Last year, the port handled 903,000 twenty-foot equivalent unit (teu) while Dar handled 580,000 teu. Mombasa port’s current capacity is 600,000 teu.

Meanwhile, KPA has progressed in the construction of the 1.2 million capacity second container terminal in Mombasa.

“The reclamation work on 100 acres from the Indian Ocean is almost over. Although the first phase was to stretch to 2016, contractors say it could be done by March 2015,” said KPA in a statement last week, adding the capacity is expected to hit a million teu this year.

Mombasa’s second terminal should be able to handle larger vessels, with a capacity of up to 6,000 containers. Previously, the port could only receive a ship carrying a maximum of 2,400 containers.

Data from KPA shows that Mombasa handled 20 per cent less cargo last year — 552,000 tonnes — destined for northern Tanzania and the inland countries of Rwanda, Uganda, Burundi and the DR Congo, a factor that industry players said was temporary.

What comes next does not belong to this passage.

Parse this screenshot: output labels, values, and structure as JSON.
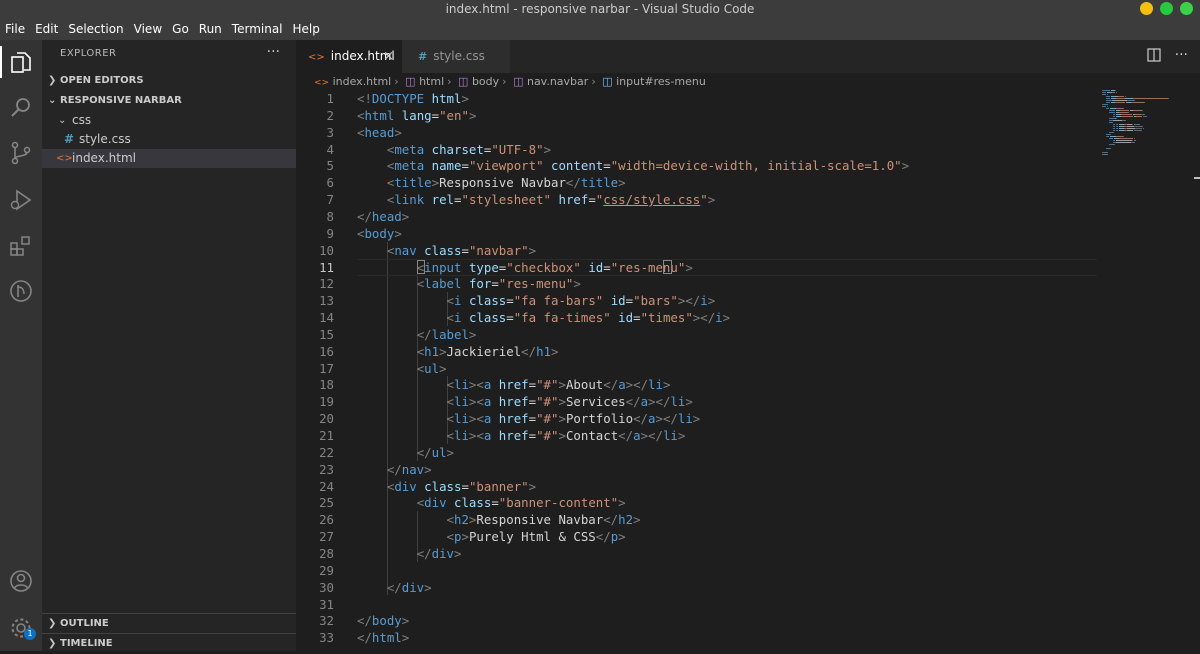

“Some importers from the hinterland countries of Uganda, Burundi and Rwanda took the decision to use the Dar es Salaam port over fears that the general election in Kenya could be chaotic and disrupt the flow of goods as happened after the 2007 elections,” said Ms Munywe of the EA Shippers Council.

The stretched capacity of the Mombasa port is forcing it to turn down trans-shipment business, thus limiting Mombasa’s potential role as a regional hub.

According to Hannington Namara, CEO of the Rwanda Private Sector Federation, both ports are strategic for the country.

The overall cost of moving a tonne of freight along East Africa’s key trade routes is in the order of $200-$300, estimates the World Bank, and takes between 200 and 600 hours. The extensive dwell-times in ports and in Customs clearance accounts for about 80 per cent of the time.